Another speaker at the meeting was Doug Gibbs, who urged the council to adopt a resolution supporting Arizona’s law and introduce an ordinance that “is identical to Arizona’s immigration law so the city can join the immigration fight.”
Black eye for the community
Murrieta did just that on July 1, when as many as 150 protesters carrying signs stating “America Has Been Invaded” and “Return to Sender” stood in front of the buses that had brought 136 migrants and their children to the Border Patrol facility. The government had flown the migrants to California to ease the crisis in Texas after thousands of Central American families and unaccompanied children came to the U.S. fleeing violence at home.
“These are children with their mothers fleeing a situation in their homelands that is scary, that is violent,” Escalante noted.
Rather than breach the blockade, federal agents backed away and transported the migrants to another Border Patrol station 72 miles away in Chula Vista, California.
While some applauded the protestors for standing up to the government, others characterized them as callous and unfeeling. Singer Lupillo Rivera, a Temecula resident who joined a pro-immigrant group at the blockade, was spat on by an opposing protester.
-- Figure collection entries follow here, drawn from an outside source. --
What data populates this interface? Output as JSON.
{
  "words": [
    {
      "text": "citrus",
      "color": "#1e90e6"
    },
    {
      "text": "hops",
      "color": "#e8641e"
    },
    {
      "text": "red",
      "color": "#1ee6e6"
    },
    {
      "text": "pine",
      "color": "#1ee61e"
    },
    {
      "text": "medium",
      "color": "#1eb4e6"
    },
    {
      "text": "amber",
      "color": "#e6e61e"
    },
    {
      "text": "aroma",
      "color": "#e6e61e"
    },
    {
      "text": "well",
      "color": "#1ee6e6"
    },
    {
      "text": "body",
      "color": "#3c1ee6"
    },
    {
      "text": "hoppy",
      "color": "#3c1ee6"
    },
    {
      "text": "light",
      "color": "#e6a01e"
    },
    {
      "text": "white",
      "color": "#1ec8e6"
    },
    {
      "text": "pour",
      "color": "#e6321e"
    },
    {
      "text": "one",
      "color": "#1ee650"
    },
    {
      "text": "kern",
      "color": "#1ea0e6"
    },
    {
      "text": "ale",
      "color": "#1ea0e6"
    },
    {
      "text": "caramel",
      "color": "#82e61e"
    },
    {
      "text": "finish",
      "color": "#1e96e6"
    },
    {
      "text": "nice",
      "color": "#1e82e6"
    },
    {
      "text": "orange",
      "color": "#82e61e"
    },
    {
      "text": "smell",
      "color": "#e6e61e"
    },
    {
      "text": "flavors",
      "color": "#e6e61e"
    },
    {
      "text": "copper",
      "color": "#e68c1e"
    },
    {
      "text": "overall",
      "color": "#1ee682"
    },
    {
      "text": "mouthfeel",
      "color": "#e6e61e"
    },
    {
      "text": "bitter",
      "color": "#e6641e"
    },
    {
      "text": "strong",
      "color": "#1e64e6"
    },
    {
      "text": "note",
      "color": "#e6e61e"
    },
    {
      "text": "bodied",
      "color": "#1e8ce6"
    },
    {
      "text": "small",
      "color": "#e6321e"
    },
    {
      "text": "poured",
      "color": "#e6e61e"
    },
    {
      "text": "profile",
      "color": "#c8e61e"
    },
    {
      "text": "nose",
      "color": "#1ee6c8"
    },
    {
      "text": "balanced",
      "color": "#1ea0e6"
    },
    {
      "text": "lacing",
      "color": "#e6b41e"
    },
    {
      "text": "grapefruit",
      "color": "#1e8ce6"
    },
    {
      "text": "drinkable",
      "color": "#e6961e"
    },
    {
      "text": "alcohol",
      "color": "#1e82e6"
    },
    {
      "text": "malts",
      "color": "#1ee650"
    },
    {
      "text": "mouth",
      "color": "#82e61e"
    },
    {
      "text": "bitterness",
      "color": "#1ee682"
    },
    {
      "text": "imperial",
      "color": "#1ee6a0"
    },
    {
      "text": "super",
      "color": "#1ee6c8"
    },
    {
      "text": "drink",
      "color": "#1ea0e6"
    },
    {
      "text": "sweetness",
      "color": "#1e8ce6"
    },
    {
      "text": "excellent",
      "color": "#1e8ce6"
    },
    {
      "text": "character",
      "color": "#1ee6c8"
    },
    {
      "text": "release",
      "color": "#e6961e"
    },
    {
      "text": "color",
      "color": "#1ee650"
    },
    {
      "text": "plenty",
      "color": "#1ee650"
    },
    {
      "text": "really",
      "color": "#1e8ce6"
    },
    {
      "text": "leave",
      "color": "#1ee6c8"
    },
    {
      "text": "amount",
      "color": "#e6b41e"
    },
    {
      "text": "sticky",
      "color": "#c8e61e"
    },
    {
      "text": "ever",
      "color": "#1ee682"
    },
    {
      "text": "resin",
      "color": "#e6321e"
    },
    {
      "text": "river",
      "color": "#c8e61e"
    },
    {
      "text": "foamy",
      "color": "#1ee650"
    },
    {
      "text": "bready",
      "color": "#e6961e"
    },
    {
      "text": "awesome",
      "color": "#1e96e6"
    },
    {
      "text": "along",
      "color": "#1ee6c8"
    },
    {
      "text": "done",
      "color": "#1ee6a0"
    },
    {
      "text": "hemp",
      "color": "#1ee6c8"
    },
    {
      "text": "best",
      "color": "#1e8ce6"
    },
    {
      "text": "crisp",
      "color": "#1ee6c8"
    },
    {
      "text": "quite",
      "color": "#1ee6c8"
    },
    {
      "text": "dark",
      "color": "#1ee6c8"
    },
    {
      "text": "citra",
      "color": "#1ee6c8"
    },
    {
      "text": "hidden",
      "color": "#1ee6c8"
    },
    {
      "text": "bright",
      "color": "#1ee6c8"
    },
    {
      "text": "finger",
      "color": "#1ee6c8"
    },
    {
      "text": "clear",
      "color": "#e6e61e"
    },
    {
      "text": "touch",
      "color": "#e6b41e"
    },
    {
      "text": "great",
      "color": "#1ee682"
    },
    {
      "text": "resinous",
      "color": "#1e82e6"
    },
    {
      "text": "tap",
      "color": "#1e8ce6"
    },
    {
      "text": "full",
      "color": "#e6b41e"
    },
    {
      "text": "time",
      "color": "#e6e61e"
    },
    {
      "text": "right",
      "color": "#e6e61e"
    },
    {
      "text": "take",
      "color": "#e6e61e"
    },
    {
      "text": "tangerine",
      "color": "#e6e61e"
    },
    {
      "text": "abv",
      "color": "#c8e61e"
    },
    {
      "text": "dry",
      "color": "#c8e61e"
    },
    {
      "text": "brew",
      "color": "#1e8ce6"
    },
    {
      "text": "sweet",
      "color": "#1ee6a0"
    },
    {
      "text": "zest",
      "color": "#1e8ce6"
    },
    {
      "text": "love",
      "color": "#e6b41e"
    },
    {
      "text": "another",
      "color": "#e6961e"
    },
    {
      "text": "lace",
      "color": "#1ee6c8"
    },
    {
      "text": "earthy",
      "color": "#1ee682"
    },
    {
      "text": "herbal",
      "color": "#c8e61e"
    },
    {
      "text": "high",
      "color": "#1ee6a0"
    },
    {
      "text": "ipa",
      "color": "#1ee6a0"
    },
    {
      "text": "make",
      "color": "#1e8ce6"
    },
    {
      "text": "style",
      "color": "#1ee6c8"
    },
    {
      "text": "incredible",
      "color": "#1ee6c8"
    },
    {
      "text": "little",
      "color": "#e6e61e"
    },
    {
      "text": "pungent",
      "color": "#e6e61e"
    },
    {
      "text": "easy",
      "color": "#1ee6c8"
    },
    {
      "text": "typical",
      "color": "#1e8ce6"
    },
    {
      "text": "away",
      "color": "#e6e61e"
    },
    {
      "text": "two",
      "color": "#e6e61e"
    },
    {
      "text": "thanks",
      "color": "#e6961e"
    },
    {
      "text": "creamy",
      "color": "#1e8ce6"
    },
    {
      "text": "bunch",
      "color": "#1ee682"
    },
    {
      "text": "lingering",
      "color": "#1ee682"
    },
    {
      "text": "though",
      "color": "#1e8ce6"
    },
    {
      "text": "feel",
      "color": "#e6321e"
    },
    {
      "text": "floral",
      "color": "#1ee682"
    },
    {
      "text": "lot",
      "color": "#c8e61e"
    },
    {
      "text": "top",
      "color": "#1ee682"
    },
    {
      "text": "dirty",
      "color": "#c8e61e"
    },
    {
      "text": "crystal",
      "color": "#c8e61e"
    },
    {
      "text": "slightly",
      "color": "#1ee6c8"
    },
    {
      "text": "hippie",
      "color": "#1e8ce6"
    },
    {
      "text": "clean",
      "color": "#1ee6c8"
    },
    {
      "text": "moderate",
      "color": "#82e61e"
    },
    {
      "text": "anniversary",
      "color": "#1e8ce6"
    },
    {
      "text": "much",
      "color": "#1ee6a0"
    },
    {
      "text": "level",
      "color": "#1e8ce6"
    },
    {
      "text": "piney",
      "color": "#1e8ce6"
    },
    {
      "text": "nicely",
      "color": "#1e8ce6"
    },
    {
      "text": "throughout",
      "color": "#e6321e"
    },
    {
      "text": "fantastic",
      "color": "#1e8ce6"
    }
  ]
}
“The press that we’ve been getting on the issue has been an embarrassment for most of us in Murrieta,” a local Catholic priest told the Los Angeles Times.
City officials have expressed some contrition. “This has been a difficult week in the city of Murrieta,” City Manager Dudley lamented in his message to the community. “We have been challenged and in some ways we fell down in the face of the challenge.”
“The protests resulting from the incorrect interpretations of Mayor Long’s comments [at the June 30 news conference] have given our community a black eye,” he said.
But Long has disclaimed any personal responsibility, saying, “I can’t tell people what to do.” He also told CNN that while “we had some local residents with some legitimate concerns, I think most of the angry people that you saw protesting were from out of town.” He repeated several times that “the world showed up on our doorsteps.”
Dunlap and other immigrant rights activists aren’t buying the damage control, though.
“They’re trying to repaint this entire situation in different light because … now they’re in the national and international spotlight,” she said.
Long, she argued, “couldn’t possibly have been ignorant” of the effect his words would have. “There have been outsiders coming to stoke the fire,” she said. “But a lot of [the protesters] are city residents.”
Escalante noted that the outsiders came to “a city and region that is very anti-immigrant. If they had come to L.A., they would not have planted in the same soil.”
Last week, the Justice for Immigrants Coalition and other groups held a vigil at Murrieta City Hall to support immigrant families. Other Southern California cities, including Fontana and Bell, have offered shelter to immigrants.
But in Murrieta, some are claiming victory for the “Murrieta Insurgency.”
“Murrieta has turned back the buses,” Gibbs announced on his blog. “The federal government will no longer send planes full of diseased aliens into California.”